Du musée de Poitiers viennent trois petites toiles d’Arthur Gaskin, artiste assez marginal mais qui travailla en effet pour la maison d’édition fondée par Morris. Arthur Hughes est un préraphaélite mineur, et son très anecdotique The Tryst (1860) semble être la seule toile que la Tate ait consenti à envoyer. La Jeanne d’Arc de Dante Gabriel Rossetti est surtout là parce qu’elle appartient au musée de Strasbourg (le modèle en serait une Allemande aux airs de walkyrie, une certaine Mme Beyer) : s’il était impossible d’obtenir la Belle Iseut, l’unique toile de chevalet peinte par Morris, était-il vraiment impossible de trouver à travers le monde une seule institution disposée à prêter un des innombrables portraits qu’inspira à Rossetti l’épouse de William Morris, Jane Burden, véritable icône préraphaélite ? Sans exiger l’exhaustivité à laquelle pouvait prétendre la grande rétrospective montée par le Victoria & Albert Museum en 1996 pour commémorer le centenaire de la mort de William Morris, il est permis de se sentir un peu frustré par les lacunes de l’exposition roubaisienne. Même le socialisme n’est évoqué qu’à travers quelques reproductions de photographies anciennes ; un exemplaire de News from Nowhere aurait pourtant pu faire l’affaire…
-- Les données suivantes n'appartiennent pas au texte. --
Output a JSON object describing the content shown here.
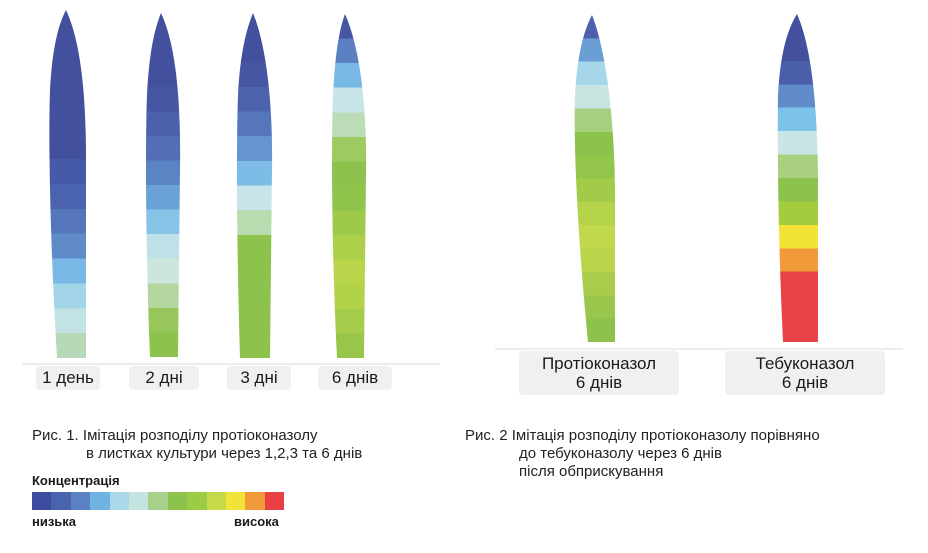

Pourtant, les premières salles révèlent une scénographie assez séduisante, avec ce panneau d’information reproduisant la mise en page des volumes publiés par la Kelmscott Press et en reprenant le lettrage, ou ce passage d’une pièce à l’autre rappelant les ogives de la Red House. On découvre avec intérêt les belles esquisses préparatoires de Morris pour l’un des tout premiers meubles qu’il décora, le « St George Cabinet » (1861–62) appartenant au V&A. Des dessins de vitrail montrent l’évolution de son art vers une stylisation appropriée à un autre type de support. Quelques exemples de tissu, plusieurs échantillons de papier peint, des meubles montrent ce que l’artiste a pu concevoir dans le domaine de la décoration d’intérieur – tant mieux si le visiteur fait bien la différence avec les reproductions modernes utilisées comme fond sur lequel les œuvres sont accrochées. L’évocation de la Red House révèle en revanche les limites de l’exercice : exposer un bâtiment est toujours difficile, et la photo reconstituant une des salles dans son état de 1861 paraît un peu trop agrandie (elle couvre un mur entier) pour être vraiment convaincante. Dans les autres salles, on aimerait parfois plus d’explications pour préciser la destination de tel ou tel dessin, mais sans doute la lecture du catalogue et des nombreux essais qu’il contient offrira-t-elle aux visiteurs qui en feront l’acquisition tout le contexte nécessaire. Un dernier regret : que William Morris ait dû partager l’espace disponible à la piscine avec diverses présentations d’art contemporain qui n’ont, là encore, guère de rapport avec son art ou ses idées.